My point here is that technology is progressing so rapidly today that we don’t know how to react to it. We’re normalised to progress, and when something comes out that merely confirms that exponential curve it’s, like “meh”.
And it shouldn’t be. Forget about security and privacy issues for a moment. Forget about globalisation worries. Just imagine that ten years ago someone told you that in 2017 you’d have a TV in your living room that you could talk to, ask to show you video content, would be a global radio and would even tell you jokes. All for $230?
I’ve used this example solely because I come across this all the time. A well-known company brought out a camera a few years ago that was astonishingly good. It had an expensive launch and everyone agreed the footage looked amazing. Things have moved on and there are now even better cameras. But that doesn’t explain why some people now describe the original camera as “terrible”. It wasn’t. It was very good for its time and it was the first of its type.
We’re normalised to this rate of change and in a way we’re addicted to it. It costs us money. It makes us think that our gear is obsolete before its time.

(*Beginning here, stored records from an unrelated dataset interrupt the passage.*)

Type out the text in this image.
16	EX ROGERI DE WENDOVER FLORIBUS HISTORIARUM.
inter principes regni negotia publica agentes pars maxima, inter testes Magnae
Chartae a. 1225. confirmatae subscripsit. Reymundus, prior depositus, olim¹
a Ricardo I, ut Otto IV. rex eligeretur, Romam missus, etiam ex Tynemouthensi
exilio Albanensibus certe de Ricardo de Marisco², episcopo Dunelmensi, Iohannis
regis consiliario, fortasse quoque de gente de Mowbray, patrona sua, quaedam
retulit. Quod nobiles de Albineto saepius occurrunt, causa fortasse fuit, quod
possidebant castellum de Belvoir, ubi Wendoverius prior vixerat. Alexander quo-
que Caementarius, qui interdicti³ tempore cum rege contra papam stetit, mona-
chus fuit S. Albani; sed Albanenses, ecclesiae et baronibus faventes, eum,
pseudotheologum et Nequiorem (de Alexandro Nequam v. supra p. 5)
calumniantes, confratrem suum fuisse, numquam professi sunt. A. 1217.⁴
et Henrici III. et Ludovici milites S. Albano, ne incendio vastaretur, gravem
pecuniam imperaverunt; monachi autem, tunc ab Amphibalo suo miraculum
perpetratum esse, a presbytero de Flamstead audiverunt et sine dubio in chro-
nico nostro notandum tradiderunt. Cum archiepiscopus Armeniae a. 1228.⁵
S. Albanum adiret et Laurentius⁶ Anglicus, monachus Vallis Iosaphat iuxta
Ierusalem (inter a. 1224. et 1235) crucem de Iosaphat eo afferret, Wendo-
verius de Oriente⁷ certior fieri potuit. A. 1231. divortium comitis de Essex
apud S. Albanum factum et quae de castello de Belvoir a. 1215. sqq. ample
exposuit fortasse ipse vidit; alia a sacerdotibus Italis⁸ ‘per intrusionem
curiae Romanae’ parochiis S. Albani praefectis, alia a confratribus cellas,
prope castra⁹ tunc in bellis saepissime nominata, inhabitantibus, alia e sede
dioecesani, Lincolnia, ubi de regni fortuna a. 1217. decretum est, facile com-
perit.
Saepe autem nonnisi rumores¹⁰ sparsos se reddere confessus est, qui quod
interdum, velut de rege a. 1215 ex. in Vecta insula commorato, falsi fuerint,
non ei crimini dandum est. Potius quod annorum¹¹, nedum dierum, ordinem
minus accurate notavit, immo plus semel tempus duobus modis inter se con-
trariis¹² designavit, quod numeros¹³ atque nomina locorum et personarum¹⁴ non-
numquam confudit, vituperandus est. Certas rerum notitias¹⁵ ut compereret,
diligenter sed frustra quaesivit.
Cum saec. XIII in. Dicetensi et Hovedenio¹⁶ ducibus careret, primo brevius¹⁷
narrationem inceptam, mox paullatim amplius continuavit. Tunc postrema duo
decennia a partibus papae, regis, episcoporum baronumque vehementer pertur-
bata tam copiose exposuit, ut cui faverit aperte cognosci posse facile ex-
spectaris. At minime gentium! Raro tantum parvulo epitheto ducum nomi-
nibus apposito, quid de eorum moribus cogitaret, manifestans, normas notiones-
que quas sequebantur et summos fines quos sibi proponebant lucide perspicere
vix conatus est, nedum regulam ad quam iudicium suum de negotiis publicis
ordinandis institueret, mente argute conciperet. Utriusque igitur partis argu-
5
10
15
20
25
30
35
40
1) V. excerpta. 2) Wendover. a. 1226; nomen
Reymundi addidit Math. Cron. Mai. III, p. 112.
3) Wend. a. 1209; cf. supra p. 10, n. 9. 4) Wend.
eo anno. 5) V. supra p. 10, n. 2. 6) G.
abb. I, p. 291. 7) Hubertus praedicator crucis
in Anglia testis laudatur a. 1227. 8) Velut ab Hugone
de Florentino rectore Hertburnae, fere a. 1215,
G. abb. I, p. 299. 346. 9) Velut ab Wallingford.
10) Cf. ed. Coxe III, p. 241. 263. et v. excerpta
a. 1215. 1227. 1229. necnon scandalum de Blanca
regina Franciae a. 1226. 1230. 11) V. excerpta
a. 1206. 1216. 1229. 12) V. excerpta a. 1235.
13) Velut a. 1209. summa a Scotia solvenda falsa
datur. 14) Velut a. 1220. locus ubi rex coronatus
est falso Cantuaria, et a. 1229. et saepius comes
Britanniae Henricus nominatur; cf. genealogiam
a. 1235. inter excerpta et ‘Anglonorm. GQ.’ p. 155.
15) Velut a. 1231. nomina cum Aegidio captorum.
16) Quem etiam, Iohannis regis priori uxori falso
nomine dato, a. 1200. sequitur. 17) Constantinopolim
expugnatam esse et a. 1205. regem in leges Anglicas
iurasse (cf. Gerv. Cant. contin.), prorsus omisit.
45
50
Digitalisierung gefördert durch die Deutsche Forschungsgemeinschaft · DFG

But when something comes out that is ahead even of expectations - and this will happen increasingly now - we just wrap it in negativity. I think it’s a defence mechanism. It’s so that we don’t have to cope with another leap forward, another way of doing things, and possible even another threat to our way of life.
We are going to have to get used to this stuff dropping out of the future, and learn how to live on this exponential curve. If we do, then we’ll be the ones in charge. If we don’t, we may well become victims of unexpected consequences. We just won’t see it coming.